Molecular phylogenetic approaches are used to test hypotheses regarding biogeography, trait evolution, and species boundaries and relationships. Previous and ongoing research has examined the phylogenetic relationships, systematics, and biogeography of the bufonids (the true toads). Other studies have focused on species delimitation and phylogeographic patterns among closely related taxa or within a particular species. Recent and ongoing research includes studies of phylogeography and species delimitation in amphibians of the western US, comparative biogeographic patterns in salamanders and turtles of the southeastern US, and phylogeographic patterns in Australian freshwater turtles.

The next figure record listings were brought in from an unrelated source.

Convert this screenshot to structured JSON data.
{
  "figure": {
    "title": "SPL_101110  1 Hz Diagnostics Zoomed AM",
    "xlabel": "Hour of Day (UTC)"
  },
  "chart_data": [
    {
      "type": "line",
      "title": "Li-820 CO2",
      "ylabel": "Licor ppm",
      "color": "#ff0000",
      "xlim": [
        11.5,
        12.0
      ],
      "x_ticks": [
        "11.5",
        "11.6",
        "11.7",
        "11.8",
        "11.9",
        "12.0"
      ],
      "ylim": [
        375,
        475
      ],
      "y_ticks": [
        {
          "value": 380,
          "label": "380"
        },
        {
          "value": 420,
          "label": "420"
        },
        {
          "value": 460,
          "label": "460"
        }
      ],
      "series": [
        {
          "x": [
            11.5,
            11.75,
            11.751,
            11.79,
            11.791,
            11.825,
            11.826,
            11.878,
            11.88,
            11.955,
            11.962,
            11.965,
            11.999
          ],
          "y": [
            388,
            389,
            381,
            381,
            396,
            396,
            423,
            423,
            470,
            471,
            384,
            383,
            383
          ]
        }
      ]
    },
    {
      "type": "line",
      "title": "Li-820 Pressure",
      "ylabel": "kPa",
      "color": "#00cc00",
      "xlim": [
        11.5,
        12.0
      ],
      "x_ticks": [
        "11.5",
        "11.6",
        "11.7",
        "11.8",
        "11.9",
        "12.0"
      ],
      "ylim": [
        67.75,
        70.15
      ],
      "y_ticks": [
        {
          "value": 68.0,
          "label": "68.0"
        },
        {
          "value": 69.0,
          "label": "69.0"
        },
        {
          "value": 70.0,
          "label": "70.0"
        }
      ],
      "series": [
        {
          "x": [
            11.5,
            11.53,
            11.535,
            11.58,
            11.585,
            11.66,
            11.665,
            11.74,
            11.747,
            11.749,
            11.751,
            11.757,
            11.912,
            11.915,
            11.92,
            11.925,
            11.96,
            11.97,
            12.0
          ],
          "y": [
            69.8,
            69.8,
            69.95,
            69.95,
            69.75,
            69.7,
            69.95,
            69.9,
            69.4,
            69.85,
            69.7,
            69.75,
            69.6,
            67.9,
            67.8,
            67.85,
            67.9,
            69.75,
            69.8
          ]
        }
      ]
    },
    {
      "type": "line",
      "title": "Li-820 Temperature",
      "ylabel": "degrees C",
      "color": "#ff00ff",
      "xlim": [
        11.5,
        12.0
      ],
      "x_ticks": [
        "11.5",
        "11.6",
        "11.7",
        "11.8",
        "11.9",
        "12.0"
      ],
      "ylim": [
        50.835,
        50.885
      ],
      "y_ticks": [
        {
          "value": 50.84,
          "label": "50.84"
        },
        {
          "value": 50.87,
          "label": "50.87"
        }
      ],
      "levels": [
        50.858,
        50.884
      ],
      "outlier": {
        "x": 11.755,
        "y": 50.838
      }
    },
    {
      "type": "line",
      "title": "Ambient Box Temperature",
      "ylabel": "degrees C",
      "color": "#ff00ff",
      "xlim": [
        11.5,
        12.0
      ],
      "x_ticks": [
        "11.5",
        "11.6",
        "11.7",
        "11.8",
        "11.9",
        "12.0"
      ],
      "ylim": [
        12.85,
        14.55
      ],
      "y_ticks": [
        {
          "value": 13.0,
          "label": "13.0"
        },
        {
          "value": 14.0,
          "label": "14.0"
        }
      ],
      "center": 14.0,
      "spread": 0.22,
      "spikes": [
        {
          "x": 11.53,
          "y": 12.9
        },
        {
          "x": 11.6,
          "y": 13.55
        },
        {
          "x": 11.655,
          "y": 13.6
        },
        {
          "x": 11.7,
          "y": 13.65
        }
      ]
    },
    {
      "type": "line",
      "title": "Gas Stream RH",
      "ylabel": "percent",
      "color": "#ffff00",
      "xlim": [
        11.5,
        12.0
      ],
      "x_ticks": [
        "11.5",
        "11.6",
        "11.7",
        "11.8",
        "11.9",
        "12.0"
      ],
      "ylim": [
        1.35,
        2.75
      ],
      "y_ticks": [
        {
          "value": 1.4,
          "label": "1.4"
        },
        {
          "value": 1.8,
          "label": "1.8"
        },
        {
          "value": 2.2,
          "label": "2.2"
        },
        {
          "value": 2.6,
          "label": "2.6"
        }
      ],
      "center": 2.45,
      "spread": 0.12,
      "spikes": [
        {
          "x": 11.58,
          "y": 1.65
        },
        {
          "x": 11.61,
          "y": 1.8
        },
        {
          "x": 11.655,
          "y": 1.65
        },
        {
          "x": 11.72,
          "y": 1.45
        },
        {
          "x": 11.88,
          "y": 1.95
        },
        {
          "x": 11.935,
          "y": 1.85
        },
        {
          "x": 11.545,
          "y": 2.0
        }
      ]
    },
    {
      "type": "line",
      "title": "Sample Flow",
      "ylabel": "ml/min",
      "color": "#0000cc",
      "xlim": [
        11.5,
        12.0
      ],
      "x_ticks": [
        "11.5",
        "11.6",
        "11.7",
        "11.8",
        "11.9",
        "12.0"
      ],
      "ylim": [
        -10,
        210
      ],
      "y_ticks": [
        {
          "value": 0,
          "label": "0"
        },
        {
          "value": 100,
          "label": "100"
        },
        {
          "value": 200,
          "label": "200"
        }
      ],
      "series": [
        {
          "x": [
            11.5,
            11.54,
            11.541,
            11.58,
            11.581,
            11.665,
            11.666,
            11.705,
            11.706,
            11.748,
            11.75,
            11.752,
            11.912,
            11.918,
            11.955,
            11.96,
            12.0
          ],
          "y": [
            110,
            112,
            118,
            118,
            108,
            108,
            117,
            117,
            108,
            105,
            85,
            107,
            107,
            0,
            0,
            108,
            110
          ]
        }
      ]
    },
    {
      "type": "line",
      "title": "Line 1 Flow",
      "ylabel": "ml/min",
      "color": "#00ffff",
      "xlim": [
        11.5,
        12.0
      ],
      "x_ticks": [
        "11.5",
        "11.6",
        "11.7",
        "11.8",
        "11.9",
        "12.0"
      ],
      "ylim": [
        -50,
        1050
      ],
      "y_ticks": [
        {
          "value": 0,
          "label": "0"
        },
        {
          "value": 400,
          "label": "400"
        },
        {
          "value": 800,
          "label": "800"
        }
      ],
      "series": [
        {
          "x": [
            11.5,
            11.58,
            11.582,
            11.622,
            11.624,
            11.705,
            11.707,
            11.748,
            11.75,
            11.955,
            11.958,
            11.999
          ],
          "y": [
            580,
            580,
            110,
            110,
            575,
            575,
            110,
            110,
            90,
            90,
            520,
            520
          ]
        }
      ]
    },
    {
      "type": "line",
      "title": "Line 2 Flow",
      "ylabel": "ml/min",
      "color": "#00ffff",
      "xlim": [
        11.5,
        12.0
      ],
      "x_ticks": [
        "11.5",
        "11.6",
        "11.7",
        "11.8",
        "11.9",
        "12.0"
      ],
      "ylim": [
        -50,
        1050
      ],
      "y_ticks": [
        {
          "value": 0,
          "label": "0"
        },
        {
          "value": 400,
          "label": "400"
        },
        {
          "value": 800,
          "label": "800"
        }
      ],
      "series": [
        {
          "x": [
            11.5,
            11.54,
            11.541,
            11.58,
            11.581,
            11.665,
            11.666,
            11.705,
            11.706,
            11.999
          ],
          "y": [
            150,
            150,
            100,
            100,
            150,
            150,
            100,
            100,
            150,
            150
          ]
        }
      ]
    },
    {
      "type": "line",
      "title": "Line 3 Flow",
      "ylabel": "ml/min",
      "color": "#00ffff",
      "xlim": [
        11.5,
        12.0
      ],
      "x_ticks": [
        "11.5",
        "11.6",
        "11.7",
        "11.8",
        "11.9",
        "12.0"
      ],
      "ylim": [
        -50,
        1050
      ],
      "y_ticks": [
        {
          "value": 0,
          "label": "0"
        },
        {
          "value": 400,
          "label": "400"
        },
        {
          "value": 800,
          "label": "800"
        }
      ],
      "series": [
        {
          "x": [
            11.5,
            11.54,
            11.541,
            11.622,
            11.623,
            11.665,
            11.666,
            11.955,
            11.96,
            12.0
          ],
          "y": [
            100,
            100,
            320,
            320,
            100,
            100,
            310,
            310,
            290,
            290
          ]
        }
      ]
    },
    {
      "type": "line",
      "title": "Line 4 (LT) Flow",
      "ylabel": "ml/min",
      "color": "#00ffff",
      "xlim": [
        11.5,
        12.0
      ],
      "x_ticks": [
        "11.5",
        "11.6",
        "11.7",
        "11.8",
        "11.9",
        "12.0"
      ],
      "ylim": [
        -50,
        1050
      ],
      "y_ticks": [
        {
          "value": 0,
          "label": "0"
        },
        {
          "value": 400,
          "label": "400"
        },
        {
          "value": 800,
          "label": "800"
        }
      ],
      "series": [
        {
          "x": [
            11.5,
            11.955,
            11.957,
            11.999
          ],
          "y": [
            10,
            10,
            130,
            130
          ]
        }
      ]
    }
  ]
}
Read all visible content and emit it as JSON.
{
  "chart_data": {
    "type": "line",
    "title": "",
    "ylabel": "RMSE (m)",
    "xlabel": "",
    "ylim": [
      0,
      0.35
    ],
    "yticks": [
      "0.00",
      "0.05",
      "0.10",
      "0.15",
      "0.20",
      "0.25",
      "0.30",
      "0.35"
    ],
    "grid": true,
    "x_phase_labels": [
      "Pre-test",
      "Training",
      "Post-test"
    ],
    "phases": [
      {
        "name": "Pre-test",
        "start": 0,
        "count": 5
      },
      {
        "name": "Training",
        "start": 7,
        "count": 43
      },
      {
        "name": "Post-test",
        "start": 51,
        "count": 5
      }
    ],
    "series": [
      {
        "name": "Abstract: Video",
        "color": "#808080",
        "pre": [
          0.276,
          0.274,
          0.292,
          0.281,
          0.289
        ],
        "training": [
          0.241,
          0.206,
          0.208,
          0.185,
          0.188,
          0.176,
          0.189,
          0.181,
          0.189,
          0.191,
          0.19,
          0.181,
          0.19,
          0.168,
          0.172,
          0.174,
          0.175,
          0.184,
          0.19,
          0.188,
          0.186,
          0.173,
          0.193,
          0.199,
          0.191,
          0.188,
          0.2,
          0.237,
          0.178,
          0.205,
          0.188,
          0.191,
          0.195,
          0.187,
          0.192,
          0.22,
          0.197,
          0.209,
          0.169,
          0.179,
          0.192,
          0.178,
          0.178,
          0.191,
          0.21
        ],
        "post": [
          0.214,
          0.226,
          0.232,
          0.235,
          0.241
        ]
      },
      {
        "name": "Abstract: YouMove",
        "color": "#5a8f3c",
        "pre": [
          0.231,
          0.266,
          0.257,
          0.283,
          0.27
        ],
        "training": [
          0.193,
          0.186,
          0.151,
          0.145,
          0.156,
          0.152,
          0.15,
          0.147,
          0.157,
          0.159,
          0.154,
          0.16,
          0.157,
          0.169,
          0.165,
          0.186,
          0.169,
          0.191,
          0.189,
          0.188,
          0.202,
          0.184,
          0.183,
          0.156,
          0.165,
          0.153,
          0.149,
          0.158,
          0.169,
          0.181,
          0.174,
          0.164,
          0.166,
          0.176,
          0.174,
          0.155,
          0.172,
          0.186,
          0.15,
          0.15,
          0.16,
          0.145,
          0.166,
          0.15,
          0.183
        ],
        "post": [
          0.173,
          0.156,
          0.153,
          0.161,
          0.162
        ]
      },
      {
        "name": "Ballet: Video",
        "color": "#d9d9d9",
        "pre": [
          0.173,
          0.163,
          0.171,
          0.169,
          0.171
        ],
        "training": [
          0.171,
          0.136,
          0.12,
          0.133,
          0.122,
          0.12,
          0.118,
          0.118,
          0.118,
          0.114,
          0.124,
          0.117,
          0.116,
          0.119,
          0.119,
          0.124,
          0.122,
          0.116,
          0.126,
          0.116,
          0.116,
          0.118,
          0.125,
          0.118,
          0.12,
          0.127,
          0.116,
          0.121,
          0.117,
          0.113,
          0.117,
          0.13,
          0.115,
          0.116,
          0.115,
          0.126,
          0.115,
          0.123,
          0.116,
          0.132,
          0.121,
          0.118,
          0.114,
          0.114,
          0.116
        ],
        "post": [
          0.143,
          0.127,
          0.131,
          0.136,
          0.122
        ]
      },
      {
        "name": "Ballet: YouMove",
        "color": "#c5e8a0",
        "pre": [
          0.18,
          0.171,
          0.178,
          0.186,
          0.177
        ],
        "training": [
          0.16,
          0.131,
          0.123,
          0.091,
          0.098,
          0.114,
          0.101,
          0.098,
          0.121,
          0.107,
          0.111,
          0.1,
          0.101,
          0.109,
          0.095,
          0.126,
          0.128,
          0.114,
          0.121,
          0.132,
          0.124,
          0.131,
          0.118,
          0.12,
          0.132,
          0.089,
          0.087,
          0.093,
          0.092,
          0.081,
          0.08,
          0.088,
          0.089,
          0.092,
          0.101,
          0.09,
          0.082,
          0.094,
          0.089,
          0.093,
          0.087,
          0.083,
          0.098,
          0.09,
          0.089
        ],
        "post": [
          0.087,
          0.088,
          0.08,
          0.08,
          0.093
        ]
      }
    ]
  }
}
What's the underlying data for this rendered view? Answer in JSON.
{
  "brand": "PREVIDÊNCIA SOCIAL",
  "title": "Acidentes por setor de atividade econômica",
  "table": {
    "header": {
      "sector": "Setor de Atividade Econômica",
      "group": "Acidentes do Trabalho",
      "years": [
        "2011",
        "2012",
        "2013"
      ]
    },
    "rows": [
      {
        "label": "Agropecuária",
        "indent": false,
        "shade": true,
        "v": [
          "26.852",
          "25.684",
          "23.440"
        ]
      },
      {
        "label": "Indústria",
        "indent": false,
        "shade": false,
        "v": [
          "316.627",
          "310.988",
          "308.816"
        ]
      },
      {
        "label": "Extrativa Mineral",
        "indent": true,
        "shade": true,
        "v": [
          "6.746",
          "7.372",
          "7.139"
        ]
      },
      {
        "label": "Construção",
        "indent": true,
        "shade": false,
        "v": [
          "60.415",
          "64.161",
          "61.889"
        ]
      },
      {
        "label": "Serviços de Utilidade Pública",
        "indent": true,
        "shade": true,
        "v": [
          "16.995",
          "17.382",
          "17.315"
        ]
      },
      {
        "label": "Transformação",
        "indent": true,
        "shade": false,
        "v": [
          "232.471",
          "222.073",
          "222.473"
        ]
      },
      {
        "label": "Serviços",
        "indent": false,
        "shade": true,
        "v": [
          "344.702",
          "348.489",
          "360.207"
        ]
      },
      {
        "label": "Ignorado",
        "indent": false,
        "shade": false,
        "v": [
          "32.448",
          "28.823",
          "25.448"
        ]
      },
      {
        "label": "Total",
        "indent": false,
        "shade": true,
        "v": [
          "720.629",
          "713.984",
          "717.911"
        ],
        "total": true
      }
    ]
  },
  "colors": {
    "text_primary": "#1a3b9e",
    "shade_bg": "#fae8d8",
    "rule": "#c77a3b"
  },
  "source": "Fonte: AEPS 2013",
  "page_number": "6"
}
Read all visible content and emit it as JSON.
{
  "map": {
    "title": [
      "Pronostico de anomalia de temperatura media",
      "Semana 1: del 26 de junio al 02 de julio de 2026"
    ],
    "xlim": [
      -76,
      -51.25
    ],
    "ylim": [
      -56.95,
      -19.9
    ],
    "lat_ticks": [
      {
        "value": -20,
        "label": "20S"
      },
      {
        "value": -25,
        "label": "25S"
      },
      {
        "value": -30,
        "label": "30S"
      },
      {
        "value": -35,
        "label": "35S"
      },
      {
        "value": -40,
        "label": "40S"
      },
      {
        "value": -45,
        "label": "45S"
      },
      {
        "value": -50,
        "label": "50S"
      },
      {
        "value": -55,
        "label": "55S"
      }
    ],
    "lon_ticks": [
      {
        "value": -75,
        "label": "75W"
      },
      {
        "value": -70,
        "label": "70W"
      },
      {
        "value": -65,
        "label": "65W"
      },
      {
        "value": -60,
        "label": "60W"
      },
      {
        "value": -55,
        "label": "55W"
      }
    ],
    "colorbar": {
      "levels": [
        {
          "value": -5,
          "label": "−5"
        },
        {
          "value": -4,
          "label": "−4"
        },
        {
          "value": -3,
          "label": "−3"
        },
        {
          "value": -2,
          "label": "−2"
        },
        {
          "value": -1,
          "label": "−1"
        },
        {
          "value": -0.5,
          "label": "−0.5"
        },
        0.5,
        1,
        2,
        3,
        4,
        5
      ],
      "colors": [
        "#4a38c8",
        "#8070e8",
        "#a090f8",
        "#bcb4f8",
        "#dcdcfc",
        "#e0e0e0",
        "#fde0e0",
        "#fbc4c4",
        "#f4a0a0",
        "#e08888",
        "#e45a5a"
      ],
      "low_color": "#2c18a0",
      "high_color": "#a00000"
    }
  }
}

Much of the phylogenetic and phylogeographic work described above focuses on species of conservation concern. Here, molecular genetic techniques and morphological analyses are carried out to inform the management and conservation of declining species. Questions addressed include understanding species boundaries, assessing hybridization, and estimating gene flow and migration rates among populations of declining species. Current projects focus on red-legged frogs, Western Toads, and Yosemite Toads in California as well as Alabama Red-bellied Turtles and Flattened Musk Turtles in the southeastern US. The red-legged frog and turtle projects are collaborations with Brad Shaffer and his lab at UCLA and the Alabama Red-bellied turtle work is a collaboration with Jim Godwin at Auburn University.
For most frogs, the primary mating signal is the advertisement call, and the production of these calls is the most energetically demanding activity in which a male frog will ever engage. Plus calling exposes frogs to eavesdropping predators and parasites. Previous and ongoing studies have examined the function of the anuran vocal sac as well as the evolution of the advertisment call in the Western Toad species group in which several species have lost the ability to produce advertisment calls.
Habitat loss and alteration due to urbanization presents one of the greatest threats to native species. I have been examining impacts of urbanization on Western Pond Turtles in California since 2000 and on Blotched Watersnakes in Texas since 2006. Much of the pond turtle work focuses on impacts of non-native taxa, particularly the red-eared slider which is the most common turtle in the pet trade, the most commonly introduced turtle world-wide, and now on the IUCN list of "100 of the World's Worst Invasive Alien Species." The watersnake work, a collaboration with Dr. Travis LaDuc at the Texas Memorial Museum, examines movement patterns and population demography along a heavily urbanized stream. New projects in the Los Angeles area include assessing correlates of amphibian and reptile distribution as part of the Lost Lizards of Los Angeles Project and assessing urban turtle diversity.